MORRIS – After a year of debate, the Grundy County Board has decided to contribute $1.06 million a year to pay for emergency telephone dispatching services for the county.
The county will be saving $90,000 annually since it currently pays $1.15 million for dispatching services.
The Grundy County Board approved to spend $1.06 million in a 12-4 vote during Tuesday night’s County Board meeting.
Board members Ann Gill, Harold Vota, Jim Ryan and Doug Boresi voted against resolution, and members Frank Halpin and Ken Iverson were absent from the meeting.
Representatives from Coal City, Minooka and the Grundy County Emergency Telephone System Board presented to the board before the vote was made.
“This agreement has been a long time coming,” Grundy County Board Chairman Ron Severson said. “I think tonight we had some good discussion, and I’m happy with the decision.”

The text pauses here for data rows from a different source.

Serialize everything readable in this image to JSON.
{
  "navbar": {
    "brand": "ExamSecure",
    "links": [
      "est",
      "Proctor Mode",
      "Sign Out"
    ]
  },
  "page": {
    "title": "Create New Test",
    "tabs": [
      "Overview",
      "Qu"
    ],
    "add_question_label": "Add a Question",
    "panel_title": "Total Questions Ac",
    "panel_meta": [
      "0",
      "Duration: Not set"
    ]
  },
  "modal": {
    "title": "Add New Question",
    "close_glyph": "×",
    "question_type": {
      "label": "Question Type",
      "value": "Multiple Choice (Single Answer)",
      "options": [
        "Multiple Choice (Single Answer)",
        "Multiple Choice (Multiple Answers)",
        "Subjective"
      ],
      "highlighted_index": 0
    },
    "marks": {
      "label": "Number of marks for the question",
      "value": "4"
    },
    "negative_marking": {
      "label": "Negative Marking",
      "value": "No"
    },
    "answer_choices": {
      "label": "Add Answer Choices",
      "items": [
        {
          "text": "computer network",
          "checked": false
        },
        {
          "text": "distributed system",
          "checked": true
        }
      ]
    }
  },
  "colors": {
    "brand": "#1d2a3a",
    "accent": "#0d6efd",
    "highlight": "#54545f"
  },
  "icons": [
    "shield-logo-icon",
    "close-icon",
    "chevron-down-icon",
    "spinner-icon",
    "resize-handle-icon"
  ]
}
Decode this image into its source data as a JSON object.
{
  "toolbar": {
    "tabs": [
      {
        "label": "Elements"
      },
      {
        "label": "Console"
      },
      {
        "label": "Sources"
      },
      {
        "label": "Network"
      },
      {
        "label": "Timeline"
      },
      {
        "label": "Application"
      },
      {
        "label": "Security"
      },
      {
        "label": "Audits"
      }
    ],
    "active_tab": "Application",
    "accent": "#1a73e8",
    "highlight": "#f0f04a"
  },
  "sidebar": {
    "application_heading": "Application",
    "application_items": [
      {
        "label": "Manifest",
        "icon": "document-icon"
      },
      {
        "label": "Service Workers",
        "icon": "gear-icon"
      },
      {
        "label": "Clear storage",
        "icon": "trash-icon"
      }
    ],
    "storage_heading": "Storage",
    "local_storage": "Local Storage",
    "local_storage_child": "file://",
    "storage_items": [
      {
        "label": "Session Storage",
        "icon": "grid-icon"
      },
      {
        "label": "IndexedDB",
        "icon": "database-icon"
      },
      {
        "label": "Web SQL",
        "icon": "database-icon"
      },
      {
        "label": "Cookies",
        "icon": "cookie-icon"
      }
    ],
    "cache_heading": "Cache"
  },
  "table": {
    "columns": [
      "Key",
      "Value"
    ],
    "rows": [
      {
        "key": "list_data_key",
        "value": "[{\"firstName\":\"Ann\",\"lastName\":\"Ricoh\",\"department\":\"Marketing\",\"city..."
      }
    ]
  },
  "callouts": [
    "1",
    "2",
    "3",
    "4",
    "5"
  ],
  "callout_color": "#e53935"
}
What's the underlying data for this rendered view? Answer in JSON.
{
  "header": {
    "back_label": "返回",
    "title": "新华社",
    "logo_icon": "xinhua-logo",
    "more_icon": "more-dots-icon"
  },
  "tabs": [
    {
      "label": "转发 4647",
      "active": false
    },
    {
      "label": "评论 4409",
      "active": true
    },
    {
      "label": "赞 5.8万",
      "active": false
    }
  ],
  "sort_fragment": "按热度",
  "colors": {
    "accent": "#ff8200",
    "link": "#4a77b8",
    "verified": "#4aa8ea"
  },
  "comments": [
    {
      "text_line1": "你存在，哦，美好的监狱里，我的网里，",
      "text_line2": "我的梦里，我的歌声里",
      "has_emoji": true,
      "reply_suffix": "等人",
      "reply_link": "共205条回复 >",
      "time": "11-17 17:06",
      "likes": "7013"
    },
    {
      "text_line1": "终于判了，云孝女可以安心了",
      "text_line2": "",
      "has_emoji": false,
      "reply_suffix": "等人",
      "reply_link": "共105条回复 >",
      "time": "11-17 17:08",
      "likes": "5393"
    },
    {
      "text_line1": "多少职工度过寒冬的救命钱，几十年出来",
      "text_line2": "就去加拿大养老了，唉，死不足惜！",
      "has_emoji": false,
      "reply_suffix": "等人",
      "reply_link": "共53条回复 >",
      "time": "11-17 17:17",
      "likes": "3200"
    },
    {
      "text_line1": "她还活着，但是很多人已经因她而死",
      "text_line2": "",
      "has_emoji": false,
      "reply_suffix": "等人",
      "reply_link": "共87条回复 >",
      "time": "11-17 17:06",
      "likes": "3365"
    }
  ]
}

About three years ago, Morris dispatch and Grundy County dispatch consolidated their services and a new 911 dispatch center was built south of Morris on Route 47. The new dispatch center provides services for 14 police departments and fire districts in the county.
Grundy County built and paid for the facility but shared the cost of dispatch operations with the city of Morris. The cost of operations includes salaries, benefits and employee training for the 16 full-time and two part-time dispatchers employed at the center.
When the center was built, Morris and Grundy County entered into a three-year intergovernmental agreement, taking on the bulk of the cost since both parties had previously paid for dispatch operations.
Many of the other agencies now using the consolidated service previously received dispatch service through the county for free and needed time to adjust their budgets for the new cost.
With the three-year agreement, Grundy paid $1.15 million and Morris almost $500,000. Minooka and Coal City also contributed.
When that agreement expires later this year and the new one goes into effect, the county will be locked into paying $1.06 million for the next three years, which amounts to 58.9 percent of the total cost of operations for the center.
During the past year, the 911 finance committee – a subcommittee of the Grundy County Emergency Telephone System Board – collected data and developed a comprehensive cost-sharing formula to better determine the cost burden for the 14 agencies in the county using dispatching services.
“We came up with the best formula, we thought, to make this center operate efficiently and effectively. This will work,” said Brent Dite, Morris Police Chief and chairman of the 911 board, during Tuesday’s meeting.
Now that the board has settled on a figure, the ETSB can determine the contributions for all of the remaining agencies involved.
Matt Fritz, village administrator for Coal City and member of the 911 finance committee, and Coal City Mayor Neal Nelson presented at Tuesday’s board meeting to ask the county to increase their contribution or consider different funding options.
Fritz and Nelson pressed the board to pay for all of the dispatching operations by slightly increasing property taxes for all county residents.
“Why don’t we look at Grundy County taking this over, being accountable and making this an efficient operation,” said Nelson during Tuesday’s meeting.
Another option they suggested was for the board to consider restructuring the agreement so that communities with no police departments pay the same rate for dispatching services as those that have departments.
“Now, the way things are rolling out of the committee, we’re going to be punished for having a police department,” Nelson said. “We have to pay more in dispatch fees than the other communities that don’t have a police department.”
Fritz, on behalf of the 911 finance committee, also asked the county to consider voting on a percentage instead of a fixed figure so that the county’s share would stay constant relative to yearly budget changes. He asked the board to contribute 60 percent of the funds which would increase their contribution by $20,000 to $1.08 million.
Severson argued that because the county incurs most of the costs associated with the actual building, the county is paying a fair amount.
“We’re paying the rent on the building,” Severson said. “The county also pays maintenance on the building ... that’s not a static number for us. We absorb that number no matter what.”